TLGV pg 1 1-9-20

in grants
The Last Green Valley, Inc. (TLGV) awarded almost $60,000 in grants as part of its largest funding program in more than a decade. More than 20 organizations and communities applied for the Community Enrichment Grant Program.
“The diversity and far reaching impacts of all the applications was exciting to see,” said Lois Bruinooge, executive director of TLGV. “We were able to fund eight projects and believe they will benefit not only the immediate communities they are in, but the entire Last Green Valley National Heritage Corridor for many years to come.”
Recipients of the grants are:
Windham County 4-H Foundation in Pomfret was awarded $10,000 for dam repairs. The dam is essential to the maintenance of the 4-H Camp pond on its 265-acre property. The pond is the center of activity during summer camps and is integral in the programming of the Ragged Hill Environmental Science programs.
The Town of Thompson was awarded $2,500 for its Garden by The River Project at 65 Main St. The garden is phase one of a long-term vision to reclaim the property and rehabilitate a historic building there. The garden will include installation of a rain garden and a community garden.
The Community Food Collaborative in Sturbridge, Mass. received $6,000 for enhancements to make the community garden more efficient and productive. The garden ensures a food pantry in Southbridge can offer fresh produce to Sturbridge and Southbridge residents in need.
Killingly Intermediate School in Killingly received $3,424.48 for the creation of three nature trails on the school property. The trails will be part of a larger curriculum-based initiative on ecosystems and forest health.
The Town of Mansfield received $7,500 for trail work, including signage, improvements and a trail guide, on its new Simpson-Wood Preserve. The town will be working with Boy Scout Troop 56 and students from EO Smith High School on improvements to the property. The preserve also connects to the town’s 35-acre Mt. Hope Park.
Pierce Care in Brooklyn received $10,000 for a light pollution reduction program at its Creamery Brook Retirement Village. The grant will help fund replacement of fixtures which create significant sky glow on the 12-acre campus.
Union School in Union was awarded $9,747 for its Union United effort on the school grounds. Effort have been underway for several years to make Union School both the educational and community center of Connecticut’s smallest town by population. The grant will fund enhancements to outdoor classroom space, an outdoor gathering space and the creation of a community garden.
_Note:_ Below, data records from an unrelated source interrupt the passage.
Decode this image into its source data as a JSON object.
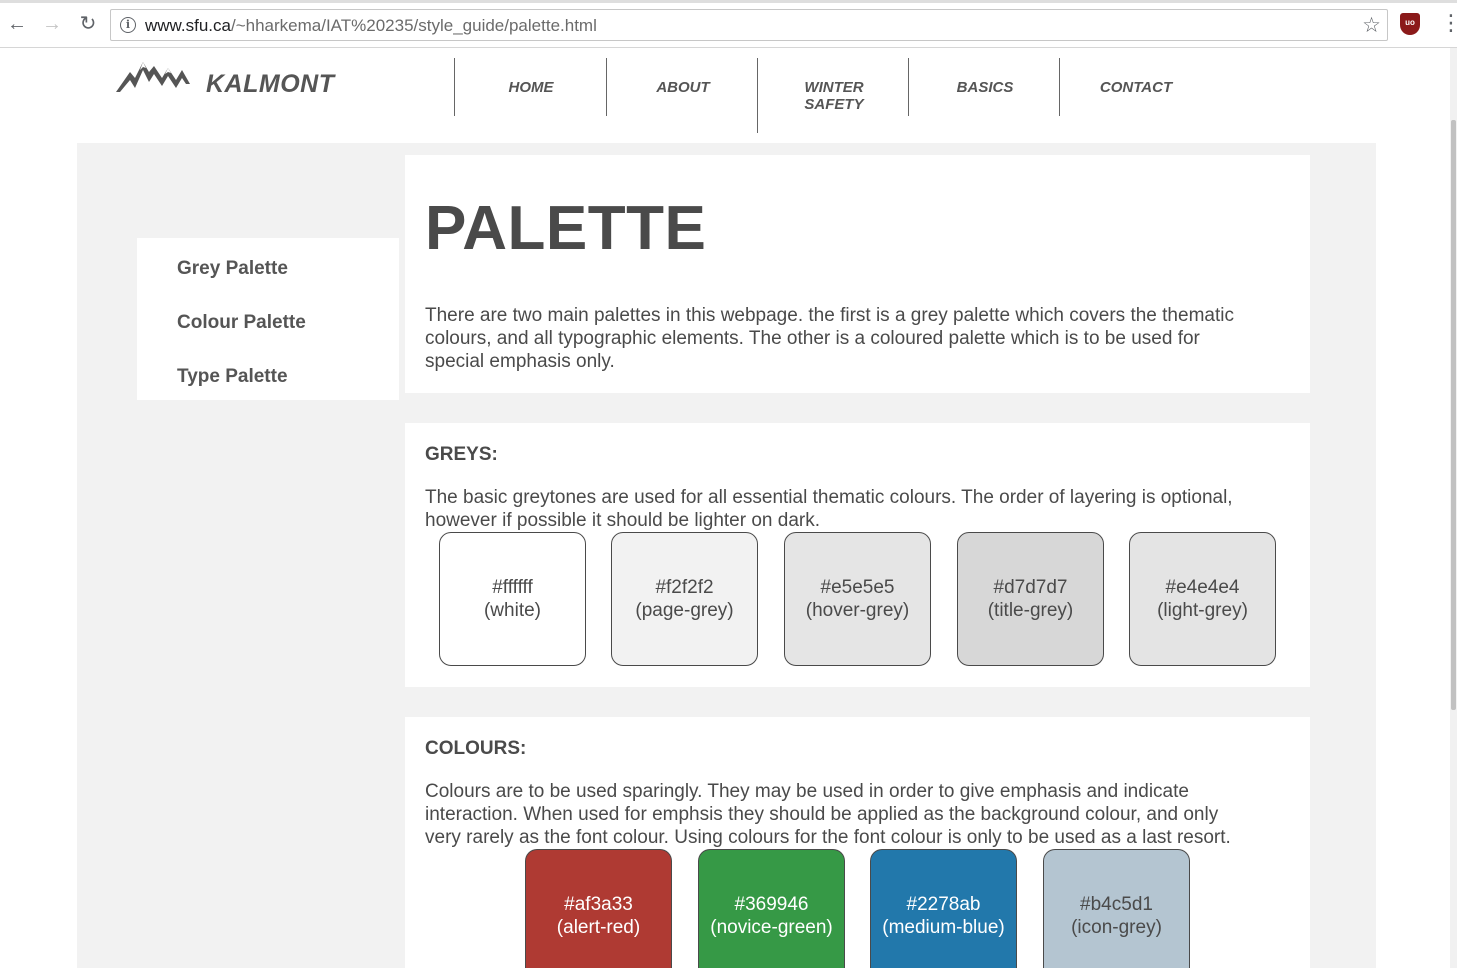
{
  "browser": {
    "url_host": "www.sfu.ca",
    "url_path": "/~hharkema/IAT%20235/style_guide/palette.html",
    "back_icon": "back-arrow-icon",
    "forward_icon": "forward-arrow-icon",
    "reload_icon": "reload-icon",
    "info_icon": "info-icon",
    "bookmark_icon": "star-icon",
    "extension_label": "uo",
    "menu_icon": "vertical-dots-icon"
  },
  "header": {
    "brand": "KALMONT",
    "logo_icon": "mountain-logo-icon",
    "nav": [
      {
        "label": "HOME"
      },
      {
        "label": "ABOUT"
      },
      {
        "label_line1": "WINTER",
        "label_line2": "SAFETY"
      },
      {
        "label": "BASICS"
      },
      {
        "label": "CONTACT"
      }
    ]
  },
  "sidebar": {
    "items": [
      {
        "label": "Grey Palette"
      },
      {
        "label": "Colour Palette"
      },
      {
        "label": "Type Palette"
      }
    ]
  },
  "intro": {
    "title": "PALETTE",
    "text_lines": [
      "There are two main palettes in this webpage. the first is a grey palette which covers the thematic",
      "colours, and all typographic elements. The other is a coloured palette which is to be used for",
      "special emphasis only."
    ]
  },
  "greys": {
    "heading": "GREYS:",
    "text_lines": [
      "The basic greytones are used for all essential thematic colours. The order of layering is optional,",
      "however if possible it should be lighter on dark."
    ],
    "swatches": [
      {
        "code": "#ffffff",
        "name": "(white)",
        "color": "#ffffff"
      },
      {
        "code": "#f2f2f2",
        "name": "(page-grey)",
        "color": "#f2f2f2"
      },
      {
        "code": "#e5e5e5",
        "name": "(hover-grey)",
        "color": "#e5e5e5"
      },
      {
        "code": "#d7d7d7",
        "name": "(title-grey)",
        "color": "#d7d7d7"
      },
      {
        "code": "#e4e4e4",
        "name": "(light-grey)",
        "color": "#e4e4e4"
      }
    ]
  },
  "colours": {
    "heading": "COLOURS:",
    "text_lines": [
      "Colours are to be used sparingly. They may be used in order to give emphasis and indicate",
      "interaction. When used for emphsis they should be applied as the background colour, and only",
      "very rarely as the font colour. Using colours for the font colour is only to be used as a last resort."
    ],
    "swatches": [
      {
        "code": "#af3a33",
        "name": "(alert-red)",
        "color": "#af3a33"
      },
      {
        "code": "#369946",
        "name": "(novice-green)",
        "color": "#369946"
      },
      {
        "code": "#2278ab",
        "name": "(medium-blue)",
        "color": "#2278ab"
      },
      {
        "code": "#b4c5d1",
        "name": "(icon-grey)",
        "color": "#b4c5d1"
      }
    ]
  }
}
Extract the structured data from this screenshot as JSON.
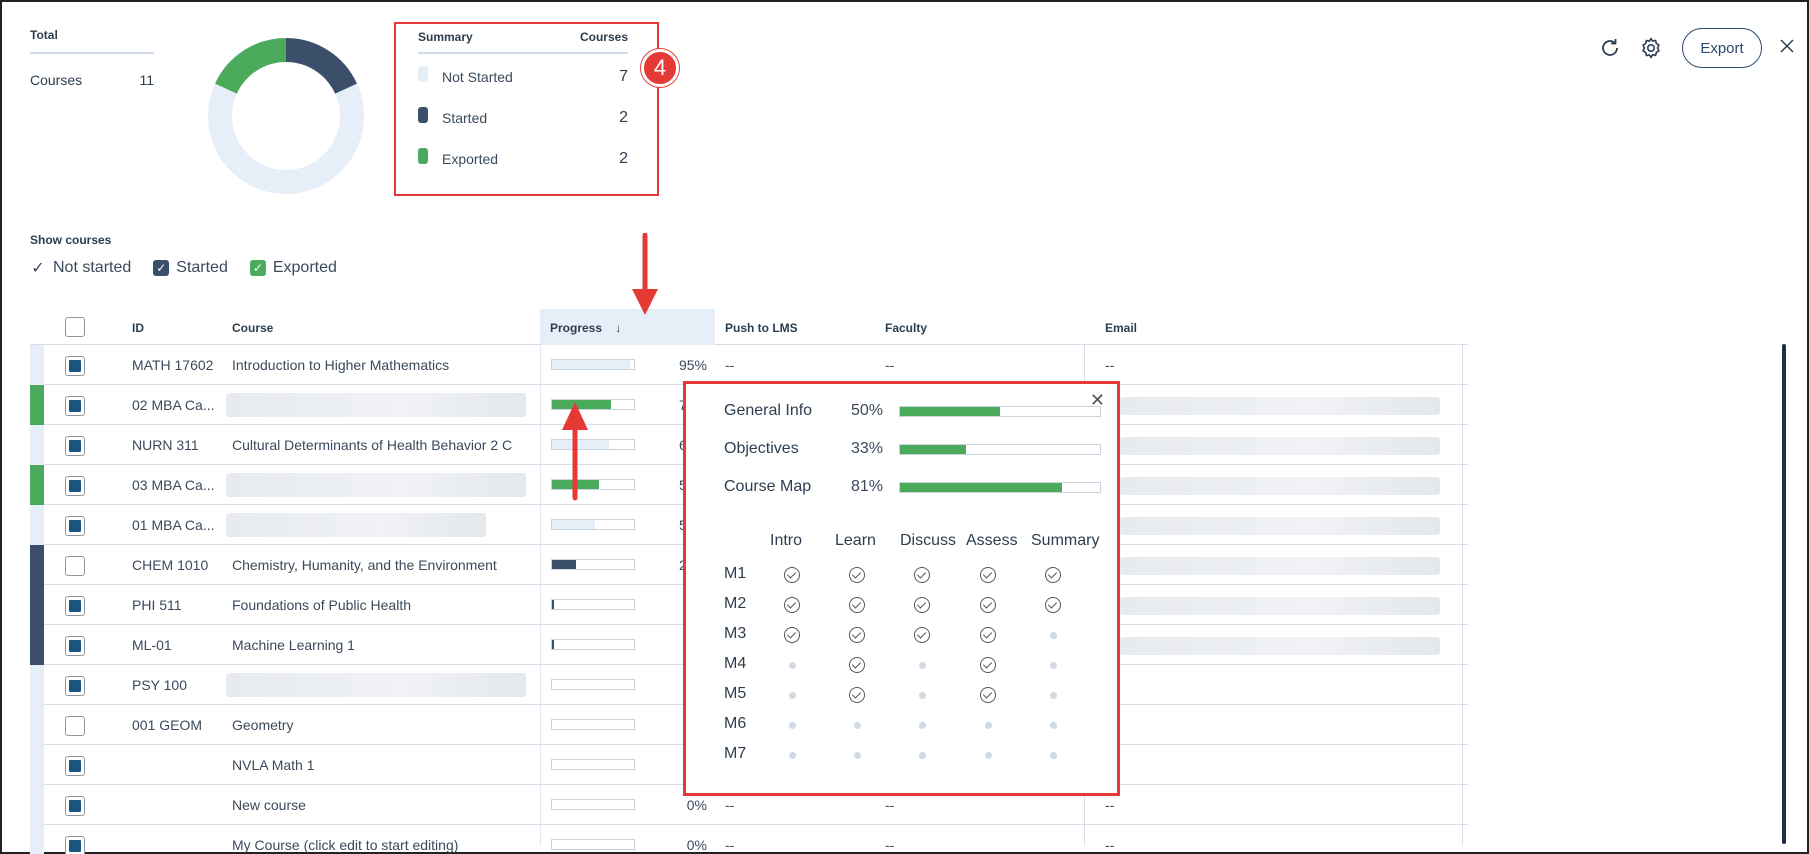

The Windham Region Community Council in Willimantic received $10,000 for is Thread City Family Garden Outdoor Classroom. While the council and its GROW Windham effort are the applicants, it is truly the Windham Youth Core, a high school leadership group, that is leading the effort to build outdoor classroom and gathering space at their existing half-acre Thread City Family Garden.
 All grants must be matched 1:1 by cash or in-kind contributions. The grants for the eight projects will translate into almost $200,000 of additional benefits to the region.
TLGV offered the grants to celebrate the 25th Anniversary of its National Heritage Corridor designation. Projects aimed at conserving, celebrating or enhancing The Last Green Valley’s significant natural and historic resources or promoting economic development such as tourism and outdoor nature-based recreation, were eligible for the funding.
TLGV is a member-supported non-profit charged with stewardship of the unique agricultural, natural, historic and cultural resources of one of the nation’s oldest national heritage corridors, The Last Green Valley.
The Community Enrichment Grants were the last of several funding opportunities offered by TLGV to organizations and municipalities in The Last Green Valley National Heritage Corridor. A total of $75,000 in grants were awarded this fall.